Die Idee ist gut, aber der Weg zur Umsetzung war nicht ganz einfach. Es wurden von uns zwei Fragebögen entwickelt, einer für Spielstätten des VDP, einer für junge Bühnen, um Möglichkeiten und Bedarfe zu erfassen. Es erforderte einiges an Arbeit, hierfür einen Platz auf unserer Website zu finden, sie dafür einzurichten, eine sinnvolle Darstellung der Informationen von Bühnen und Spielstätten zu entwickeln und Abläufe zur Erfassung der eingehenden ausgefüllten Formulare zu entwickeln.
Jetzt ist es soweit! Alle bisher eingegangenen Fragebögen sind über den Marktplatz der Website zugänglich. Das Matching kann beginnen!

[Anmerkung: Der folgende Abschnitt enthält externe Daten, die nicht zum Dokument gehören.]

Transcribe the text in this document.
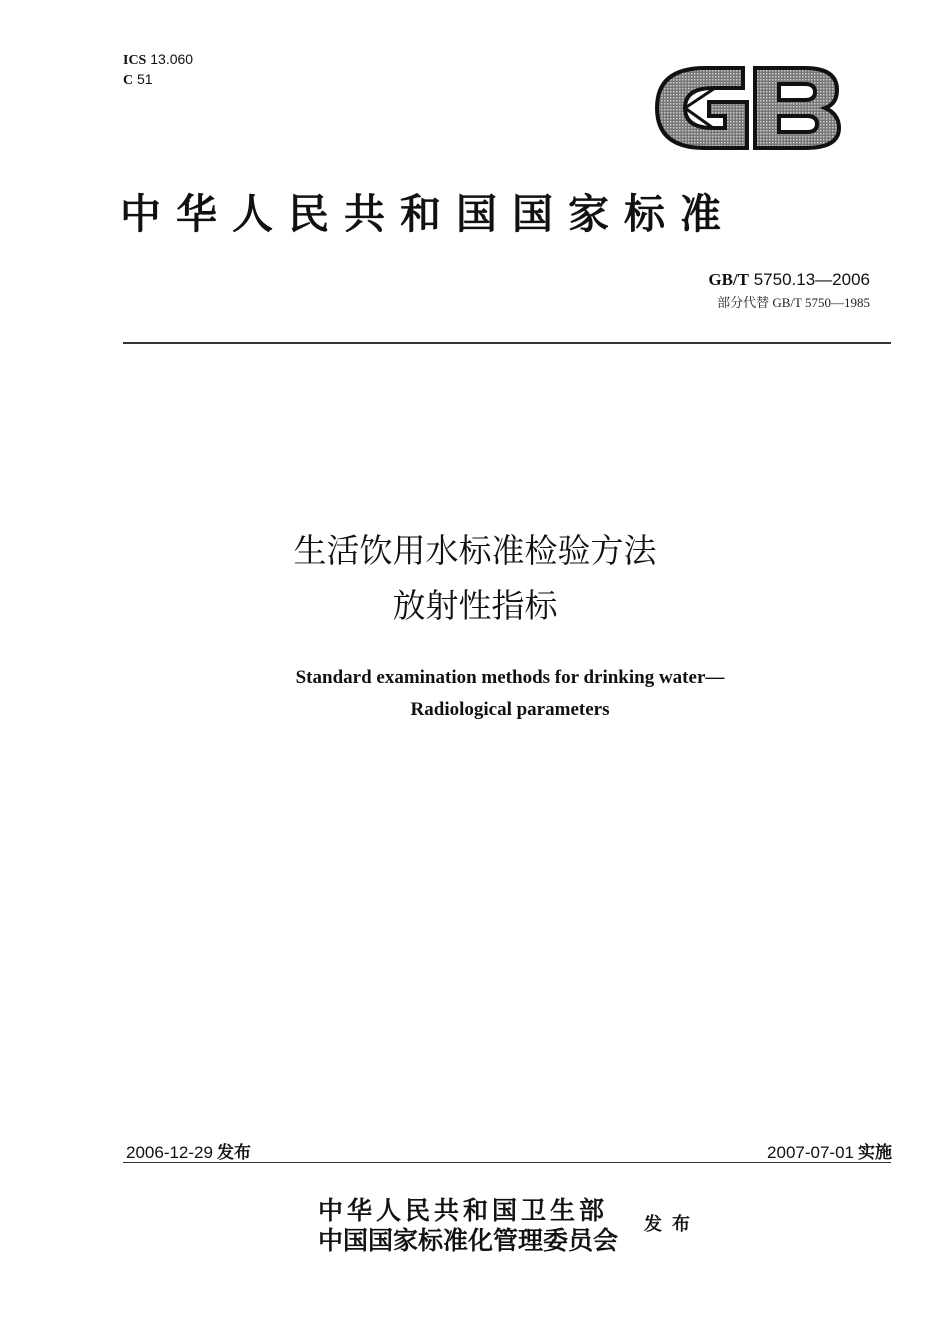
ICS 13.060
C 51
中华人民共和国国家标准
GB/T 5750.13—2006
部分代替 GB/T 5750—1985
生活饮用水标准检验方法
放射性指标
Standard examination methods for drinking water—
Radiological parameters
2006-12-29 发布	2007-07-01 实施
中华人民共和国卫生部
中国国家标准化管理委员会
发布
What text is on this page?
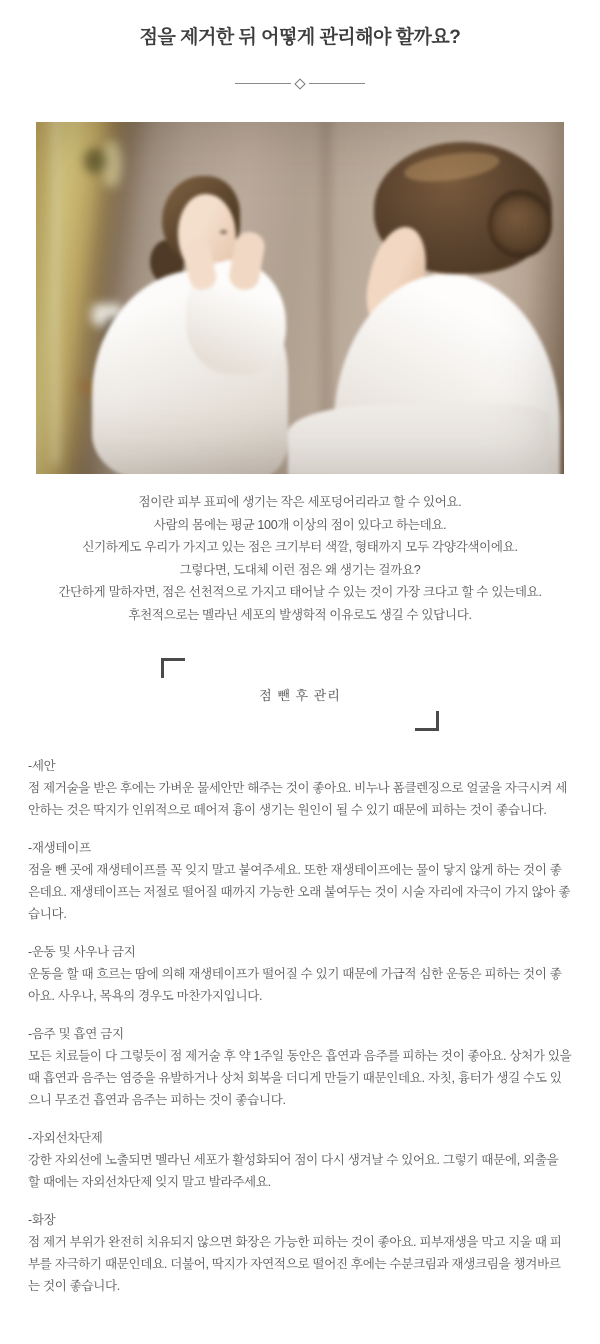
점을 제거한 뒤 어떻게 관리해야 할까요?
점이란 피부 표피에 생기는 작은 세포덩어리라고 할 수 있어요.
사람의 몸에는 평균 100개 이상의 점이 있다고 하는데요.
신기하게도 우리가 가지고 있는 점은 크기부터 색깔, 형태까지 모두 각양각색이에요.
그렇다면, 도대체 이런 점은 왜 생기는 걸까요?
간단하게 말하자면, 점은 선천적으로 가지고 태어날 수 있는 것이 가장 크다고 할 수 있는데요.
후천적으로는 멜라닌 세포의 발생학적 이유로도 생길 수 있답니다.
점 뺀 후 관리
-세안
점 제거술을 받은 후에는 가벼운 물세안만 해주는 것이 좋아요. 비누나 폼클렌징으로 얼굴을 자극시켜 세안하는 것은 딱지가 인위적으로 떼어져 흉이 생기는 원인이 될 수 있기 때문에 피하는 것이 좋습니다.
-재생테이프
점을 뺀 곳에 재생테이프를 꼭 잊지 말고 붙여주세요. 또한 재생테이프에는 물이 닿지 않게 하는 것이 좋은데요. 재생테이프는 저절로 떨어질 때까지 가능한 오래 붙여두는 것이 시술 자리에 자극이 가지 않아 좋습니다.
-운동 및 사우나 금지
운동을 할 때 흐르는 땀에 의해 재생테이프가 떨어질 수 있기 때문에 가급적 심한 운동은 피하는 것이 좋아요. 사우나, 목욕의 경우도 마찬가지입니다.
-음주 및 흡연 금지
모든 치료들이 다 그렇듯이 점 제거술 후 약 1주일 동안은 흡연과 음주를 피하는 것이 좋아요. 상처가 있을 때 흡연과 음주는 염증을 유발하거나 상처 회복을 더디게 만들기 때문인데요. 자칫, 흉터가 생길 수도 있으니 무조건 흡연과 음주는 피하는 것이 좋습니다.
-자외선차단제
강한 자외선에 노출되면 멜라닌 세포가 활성화되어 점이 다시 생겨날 수 있어요. 그렇기 때문에, 외출을 할 때에는 자외선차단제 잊지 말고 발라주세요.
-화장
점 제거 부위가 완전히 치유되지 않으면 화장은 가능한 피하는 것이 좋아요. 피부재생을 막고 지울 때 피부를 자극하기 때문인데요. 더불어, 딱지가 자연적으로 떨어진 후에는 수분크림과 재생크림을 챙겨바르는 것이 좋습니다.
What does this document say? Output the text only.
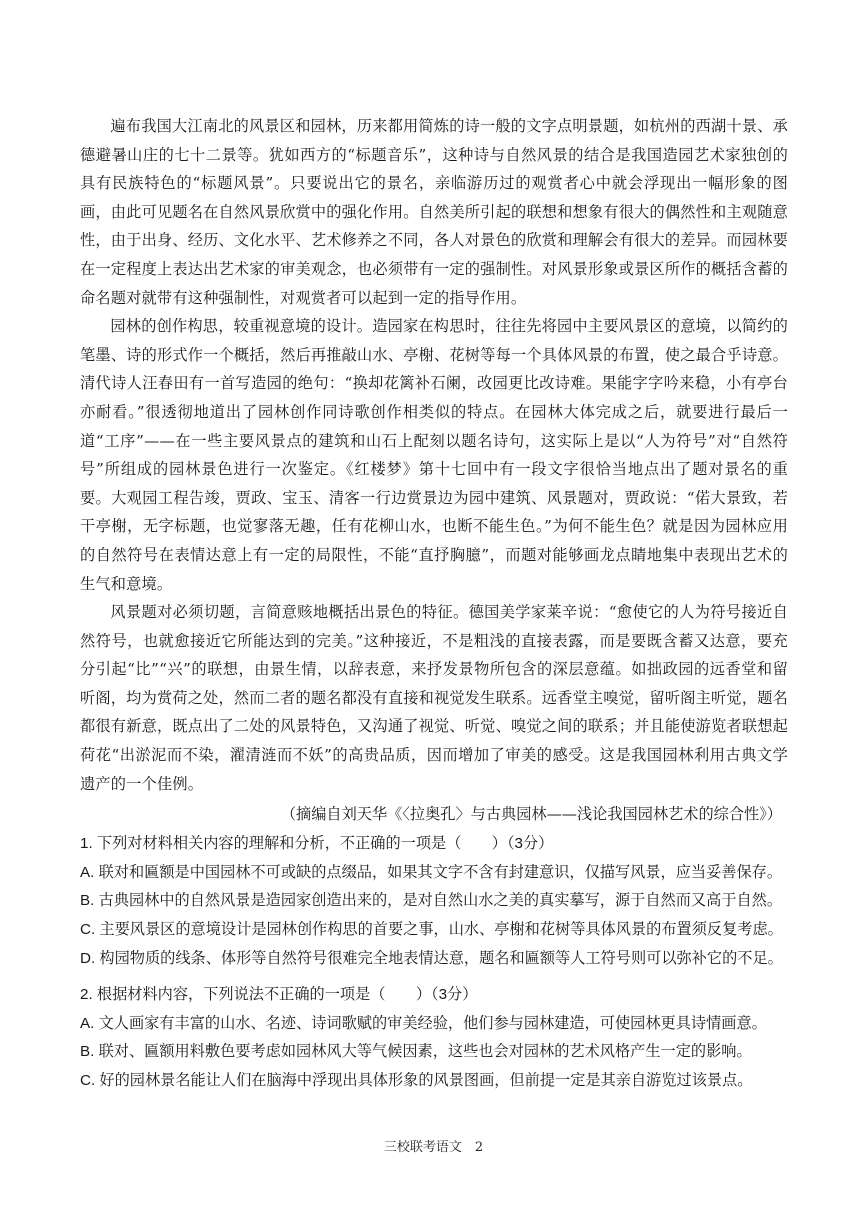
遍布我国大江南北的风景区和园林，历来都用简炼的诗一般的文字点明景题，如杭州的西湖十景、承德避暑山庄的七十二景等。犹如西方的“标题音乐”，这种诗与自然风景的结合是我国造园艺术家独创的具有民族特色的“标题风景”。只要说出它的景名，亲临游历过的观赏者心中就会浮现出一幅形象的图画，由此可见题名在自然风景欣赏中的强化作用。自然美所引起的联想和想象有很大的偶然性和主观随意性，由于出身、经历、文化水平、艺术修养之不同，各人对景色的欣赏和理解会有很大的差异。而园林要在一定程度上表达出艺术家的审美观念，也必须带有一定的强制性。对风景形象或景区所作的概括含蓄的命名题对就带有这种强制性，对观赏者可以起到一定的指导作用。

园林的创作构思，较重视意境的设计。造园家在构思时，往往先将园中主要风景区的意境，以简约的笔墨、诗的形式作一个概括，然后再推敲山水、亭榭、花树等每一个具体风景的布置，使之最合乎诗意。清代诗人汪春田有一首写造园的绝句：“换却花篱补石阑，改园更比改诗难。果能字字吟来稳，小有亭台亦耐看。”很透彻地道出了园林创作同诗歌创作相类似的特点。在园林大体完成之后，就要进行最后一道“工序”——在一些主要风景点的建筑和山石上配刻以题名诗句，这实际上是以“人为符号”对“自然符号”所组成的园林景色进行一次鉴定。《红楼梦》第十七回中有一段文字很恰当地点出了题对景名的重要。大观园工程告竣，贾政、宝玉、清客一行边赏景边为园中建筑、风景题对，贾政说：“偌大景致，若干亭榭，无字标题，也觉寥落无趣，任有花柳山水，也断不能生色。”为何不能生色？就是因为园林应用的自然符号在表情达意上有一定的局限性，不能“直抒胸臆”，而题对能够画龙点睛地集中表现出艺术的生气和意境。

风景题对必须切题，言简意赅地概括出景色的特征。德国美学家莱辛说：“愈使它的人为符号接近自然符号，也就愈接近它所能达到的完美。”这种接近，不是粗浅的直接表露，而是要既含蓄又达意，要充分引起“比”“兴”的联想，由景生情，以辞表意，来抒发景物所包含的深层意蕴。如拙政园的远香堂和留听阁，均为赏荷之处，然而二者的题名都没有直接和视觉发生联系。远香堂主嗅觉，留听阁主听觉，题名都很有新意，既点出了二处的风景特色，又沟通了视觉、听觉、嗅觉之间的联系；并且能使游览者联想起荷花“出淤泥而不染，濯清涟而不妖”的高贵品质，因而增加了审美的感受。这是我国园林利用古典文学遗产的一个佳例。

（摘编自刘天华《〈拉奥孔〉与古典园林——浅论我国园林艺术的综合性》）

1. 下列对材料相关内容的理解和分析，不正确的一项是（　　）（3分）

A. 联对和匾额是中国园林不可或缺的点缀品，如果其文字不含有封建意识，仅描写风景，应当妥善保存。

B. 古典园林中的自然风景是造园家创造出来的，是对自然山水之美的真实摹写，源于自然而又高于自然。

C. 主要风景区的意境设计是园林创作构思的首要之事，山水、亭榭和花树等具体风景的布置须反复考虑。

D. 构园物质的线条、体形等自然符号很难完全地表情达意，题名和匾额等人工符号则可以弥补它的不足。

2. 根据材料内容，下列说法不正确的一项是（　　）（3分）

A. 文人画家有丰富的山水、名迹、诗词歌赋的审美经验，他们参与园林建造，可使园林更具诗情画意。

B. 联对、匾额用料敷色要考虑如园林风大等气候因素，这些也会对园林的艺术风格产生一定的影响。

C. 好的园林景名能让人们在脑海中浮现出具体形象的风景图画，但前提一定是其亲自游览过该景点。

三校联考语文　2
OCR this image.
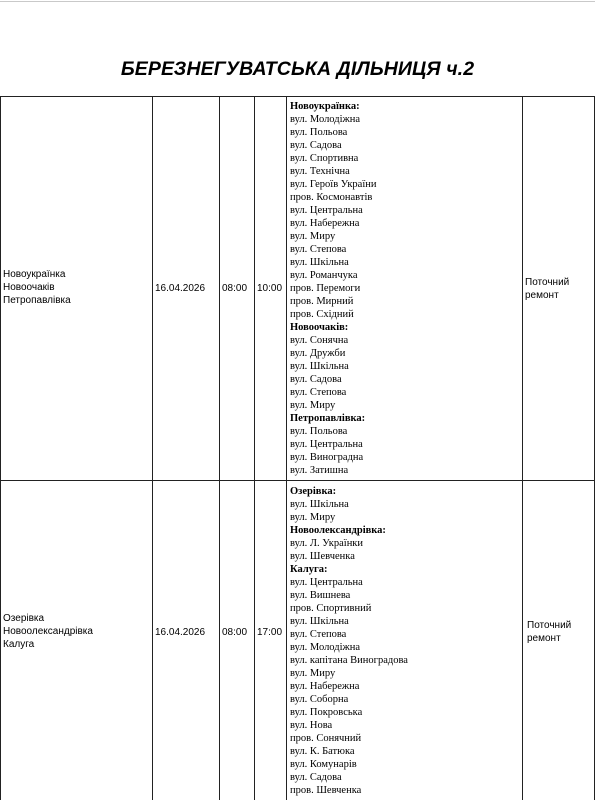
БЕРЕЗНЕГУВАТСЬКА ДІЛЬНИЦЯ ч.2
Новоукраїнка
Новоочаків
Петропавлівка
16.04.2026 08:00 10:00
Новоукраїнка:
вул. Молодіжна
вул. Польова
вул. Садова
вул. Спортивна
вул. Технічна
вул. Героїв України
пров. Космонавтів
вул. Центральна
вул. Набережна
вул. Миру
вул. Степова
вул. Шкільна
вул. Романчука
пров. Перемоги
пров. Мирний
пров. Східний
Новоочаків:
вул. Сонячна
вул. Дружби
вул. Шкільна
вул. Садова
вул. Степова
вул. Миру
Петропавлівка:
вул. Польова
вул. Центральна
вул. Виноградна
вул. Затишна
Поточний
ремонт
Озерівка
Новоолександрівка
Калуга
16.04.2026 08:00 17:00
Озерівка:
вул. Шкільна
вул. Миру
Новоолександрівка:
вул. Л. Українки
вул. Шевченка
Калуга:
вул. Центральна
вул. Вишнева
пров. Спортивний
вул. Шкільна
вул. Степова
вул. Молодіжна
вул. капітана Виноградова
вул. Миру
вул. Набережна
вул. Соборна
вул. Покровська
вул. Нова
пров. Сонячний
вул. К. Батюка
вул. Комунарів
вул. Садова
пров. Шевченка
Поточний
ремонт
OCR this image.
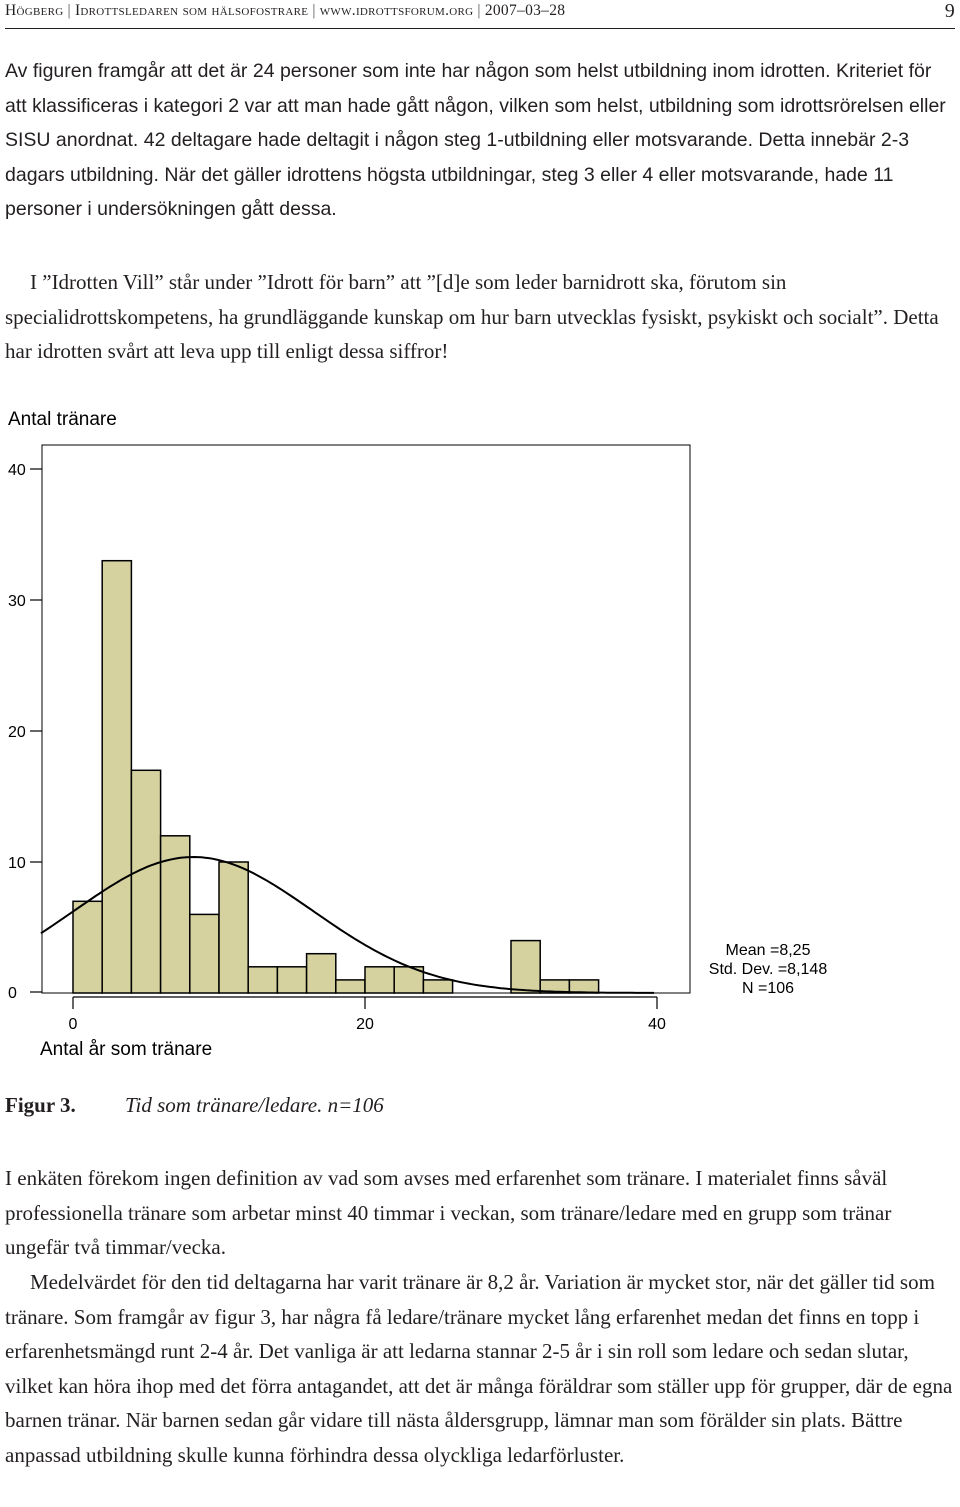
Högberg | Idrottsledaren som hälsofostrare | www.idrottsforum.org | 2007–03–28	9

Av figuren framgår att det är 24 personer som inte har någon som helst utbildning inom idrotten. Kriteriet för att klassificeras i kategori 2 var att man hade gått någon, vilken som helst, utbildning som idrottsrörelsen eller SISU anordnat. 42 deltagare hade deltagit i någon steg 1-utbildning eller motsvarande. Detta innebär 2-3 dagars utbildning. När det gäller idrottens högsta utbildningar, steg 3 eller 4 eller motsvarande, hade 11 personer i undersökningen gått dessa.

I ”Idrotten Vill” står under ”Idrott för barn” att ”[d]e som leder barnidrott ska, förutom sin specialidrottskompetens, ha grundläggande kunskap om hur barn utvecklas fysiskt, psykiskt och socialt”. Detta har idrotten svårt att leva upp till enligt dessa siffror!

Antal tränare
0
10
20
30
40
0	20	40
Antal år som tränare
Mean =8,25
Std. Dev. =8,148
N =106
Figur 3. Tid som tränare/ledare. n=106

I enkäten förekom ingen definition av vad som avses med erfarenhet som tränare. I materialet finns såväl professionella tränare som arbetar minst 40 timmar i veckan, som tränare/ledare med en grupp som tränar ungefär två timmar/vecka.

Medelvärdet för den tid deltagarna har varit tränare är 8,2 år. Variation är mycket stor, när det gäller tid som tränare. Som framgår av figur 3, har några få ledare/tränare mycket lång erfarenhet medan det finns en topp i erfarenhetsmängd runt 2-4 år. Det vanliga är att ledarna stannar 2-5 år i sin roll som ledare och sedan slutar, vilket kan höra ihop med det förra antagandet, att det är många föräldrar som ställer upp för grupper, där de egna barnen tränar. När barnen sedan går vidare till nästa åldersgrupp, lämnar man som förälder sin plats. Bättre anpassad utbildning skulle kunna förhindra dessa olyckliga ledarförluster.
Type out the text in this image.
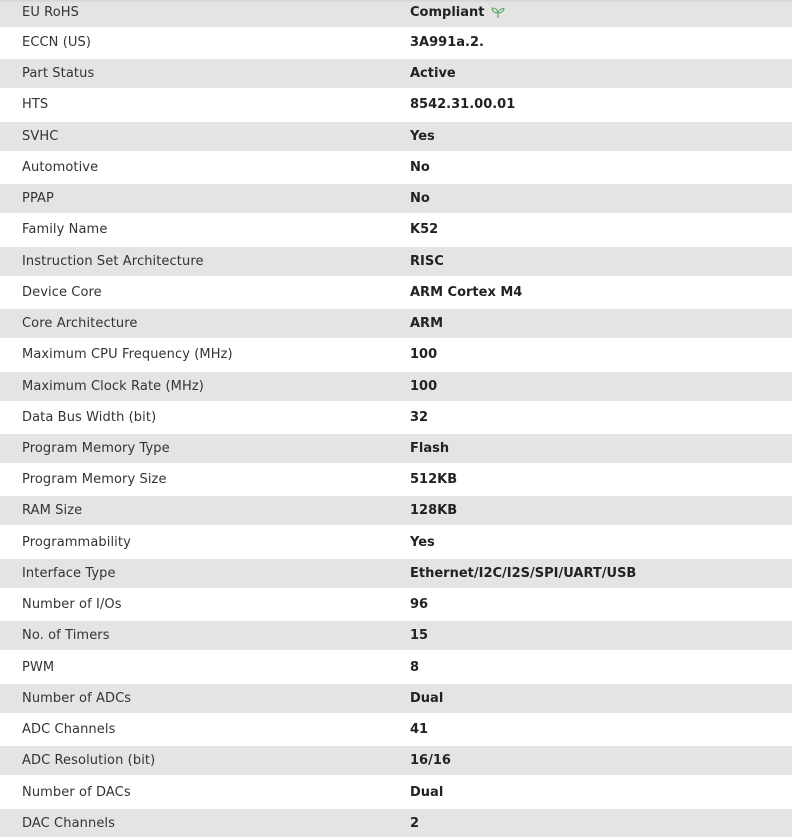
EU RoHS	Compliant
ECCN (US)	3A991a.2.
Part Status	Active
HTS	8542.31.00.01
SVHC	Yes
Automotive	No
PPAP	No
Family Name	K52
Instruction Set Architecture	RISC
Device Core	ARM Cortex M4
Core Architecture	ARM
Maximum CPU Frequency (MHz)	100
Maximum Clock Rate (MHz)	100
Data Bus Width (bit)	32
Program Memory Type	Flash
Program Memory Size	512KB
RAM Size	128KB
Programmability	Yes
Interface Type	Ethernet/I2C/I2S/SPI/UART/USB
Number of I/Os	96
No. of Timers	15
PWM	8
Number of ADCs	Dual
ADC Channels	41
ADC Resolution (bit)	16/16
Number of DACs	Dual
DAC Channels	2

Und so geht’s: Feste Häuser hinterlegen ihr Profil im Marktplatz auf der Website des VDP und Absolvent:innen füllen zu ihrer Inszenierung einen Fragebogen aus. Beide Seiten können über den Marktplatz auf die jeweiligen Fragebögen zugreifen und so zueinander finden. Das Programm steht den Absolvent:innen aller Studiengänge und Ausbildungsstätten des Bereichs Figurentheater offen. Eingeladen sind Absolvent:innen aus Stuttgart, Berlin, Bochum, Warmsen oder aus eher performativen Studiengängen anderer Hochschulen. Als Spielstätten können sich VDP-Mitglieder, die ein Festes Haus betreiben, listen lassen.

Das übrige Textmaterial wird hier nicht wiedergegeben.